Caroline de Bendern (dans Détruisez-vous)

Premier film d'un collectif nommé Zanzibar, (dont faisait partie Philippe Garrel), il est centré sur la figure de Caroline de Bendern, souvent filmée en long plan frontal, qui deviendra par ailleurs bien malgré elle l'icône de mai 68 à travers la photo de Jean-Pierre Rey, grand reporter de l'agence Gamma, qui la surprend sur les épaules de Jean-Jacques Lebel, brandissant un drapeau du Vietnam. Photo qui, évoquant irrésistiblement "La Liberté menant le peuple" de Delacroix, fera le tour du monde.

Le grand-père de la jeune femme, le comte milliardaire Maurice Arnold de Bendern, découvrant, sur son plateau de petit-déjeuner, la couverture de Paris-Match avec sa descendante en Marianne de la révolution, piquera un coup de sang et décidera de la déshériter. Elle perdra dans l'affaire plusieurs millions d'euros car elle ne se réconciliera jamais avec son aïeul, qui meurt quelques mois plus tard, en octobre.

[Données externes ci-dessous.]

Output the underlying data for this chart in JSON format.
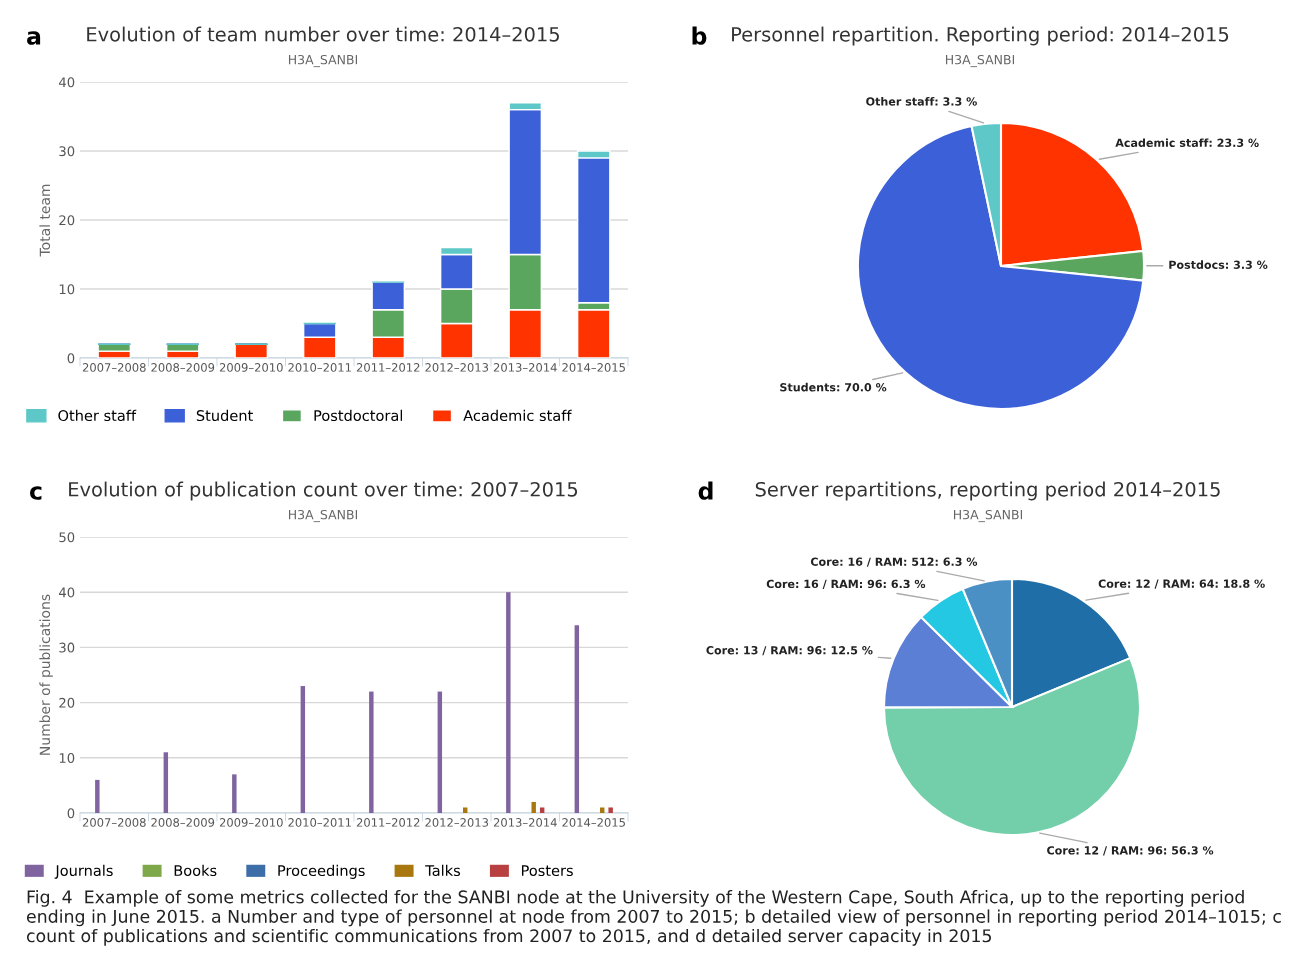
{
  "chart_data": [
    {
      "type": "bar",
      "stacked": true,
      "title": "Evolution of team number over time: 2014–2015",
      "subtitle": "H3A_SANBI",
      "ylabel": "Total team",
      "categories": [
        "2007–2008",
        "2008–2009",
        "2009–2010",
        "2010–2011",
        "2011–2012",
        "2012–2013",
        "2013–2014",
        "2014–2015"
      ],
      "series": [
        {
          "name": "Academic staff",
          "color": "#ff3300",
          "values": [
            1,
            1,
            2,
            3,
            3,
            5,
            7,
            7
          ]
        },
        {
          "name": "Postdoctoral",
          "color": "#5aa65f",
          "values": [
            1,
            1,
            0,
            0,
            4,
            5,
            8,
            1
          ]
        },
        {
          "name": "Student",
          "color": "#3c60d8",
          "values": [
            0,
            0,
            0,
            2,
            4,
            5,
            21,
            21
          ]
        },
        {
          "name": "Other staff",
          "color": "#5ec8c8",
          "values": [
            0,
            0,
            0,
            0,
            0,
            1,
            1,
            1
          ]
        }
      ],
      "ylim": [
        0,
        40
      ],
      "yticks": [
        0,
        10,
        20,
        30,
        40
      ],
      "grid": "y",
      "legend": "bottom",
      "annotations": [
        "a"
      ]
    },
    {
      "type": "pie",
      "title": "Personnel repartition. Reporting period: 2014–2015",
      "subtitle": "H3A_SANBI",
      "categories": [
        "Academic staff",
        "Postdocs",
        "Students",
        "Other staff"
      ],
      "values": [
        23.3,
        3.3,
        70.0,
        3.3
      ],
      "value_labels": [
        "23.3 %",
        "3.3 %",
        "70.0 %",
        "3.3 %"
      ],
      "colors": [
        "#ff3300",
        "#5aa65f",
        "#3c60d8",
        "#5ec8c8"
      ],
      "annotations": [
        "b"
      ]
    },
    {
      "type": "bar",
      "title": "Evolution of publication count over time: 2007–2015",
      "subtitle": "H3A_SANBI",
      "ylabel": "Number of publications",
      "categories": [
        "2007–2008",
        "2008–2009",
        "2009–2010",
        "2010–2011",
        "2011–2012",
        "2012–2013",
        "2013–2014",
        "2014–2015"
      ],
      "series": [
        {
          "name": "Journals",
          "color": "#7f64a0",
          "values": [
            6,
            11,
            7,
            23,
            22,
            22,
            40,
            34
          ]
        },
        {
          "name": "Books",
          "color": "#7fa84a",
          "values": [
            0,
            0,
            0,
            0,
            0,
            0,
            0,
            0
          ]
        },
        {
          "name": "Proceedings",
          "color": "#3d6ea8",
          "values": [
            0,
            0,
            0,
            0,
            0,
            0,
            0,
            0
          ]
        },
        {
          "name": "Talks",
          "color": "#a8780f",
          "values": [
            0,
            0,
            0,
            0,
            0,
            1,
            2,
            1
          ]
        },
        {
          "name": "Posters",
          "color": "#b84040",
          "values": [
            0,
            0,
            0,
            0,
            0,
            0,
            1,
            1
          ]
        }
      ],
      "ylim": [
        0,
        50
      ],
      "yticks": [
        0,
        10,
        20,
        30,
        40,
        50
      ],
      "grid": "y",
      "legend": "bottom",
      "annotations": [
        "c"
      ]
    },
    {
      "type": "pie",
      "title": "Server repartitions, reporting period 2014–2015",
      "subtitle": "H3A_SANBI",
      "categories": [
        "Core: 12 / RAM: 64",
        "Core: 12 / RAM: 96",
        "Core: 13 / RAM: 96",
        "Core: 16 / RAM: 96",
        "Core: 16 / RAM: 512"
      ],
      "values": [
        18.8,
        56.3,
        12.5,
        6.3,
        6.3
      ],
      "value_labels": [
        "18.8 %",
        "56.3 %",
        "12.5 %",
        "6.3 %",
        "6.3 %"
      ],
      "colors": [
        "#1f6ea8",
        "#72cfa9",
        "#5b7fd4",
        "#25c8e3",
        "#4a90c4"
      ],
      "annotations": [
        "d",
        "Fig. 4  Example of some metrics collected for the SANBI node at the University of the Western Cape, South Africa, up to the reporting period ending in June 2015. a Number and type of personnel at node from 2007 to 2015; b detailed view of personnel in reporting period 2014–1015; c count of publications and scientific communications from 2007 to 2015, and d detailed server capacity in 2015"
      ]
    }
  ]
}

Les aventures de Caroline n'étaient pas terminées. Elle raconte elle-même dans  Égéries Sixties de Fabrice Gaignault (Éditions J'ai lu, mai 2008) comment, partie en Afrique avec Serge Bard et une équipe de tournage, en direction justement de Zanzibar, tout le monde se retrouve planté dans le désert, en attendant le cinéaste qui avait décrété qu'il avait besoin de plus de matériel (alors qu'il n'avait encore rien filmé) :
[...]  On est restés à végéter là pendant quelques mois, puis on est partis un beau jour pour le nord du Niger. Serge a débarqué en nous annonçant sa conversion à l'Islam, une religion qui proscrit les images. Il était désormais hors de question pour lui de faire le film. Les techniciens se sont cassés. Notre mécène, Sylvina, a trouvé que la plaisanterie avait assez duré. Elle nous a coupé les vivres. On s'est retrouvés sans un sou et on a dû rentrer en Europe rapidement, via le Mali. La situation était devenu comique : Bard avait affirmé qu'en tant que femme, donc impure, je ne devais plus partager les repas avec des hommes."
Dans le même livre, Frédéric Pardo raconte que Serge Bard est devenu un "fou d'Allah". 
"Il nous affirmait qu'il avait eu une illumination au Mali. Après avoir changé son prénom pour celui d'Abdullah, il s'est installé à La Mecque, où il réside et travaille toujours. Serge est convaincu que le bon vieux temps de notre jeunesse furieuse est une époque diabolique qu'il faut expier. Pour lui, pas de doute, nous sommes tous dans l'erreur. Un jour, Garrel lui a avoué qu'il ne croyait pas en Dieu, et, à ces paroles sacrilèges, Abdullah (Siradj) m'a semblé proche de l'infarctus."
Notons tout de même qu'il n'est pas devenu terroriste et qu'il n'a pas, à ma connaissance, prôné le djihad.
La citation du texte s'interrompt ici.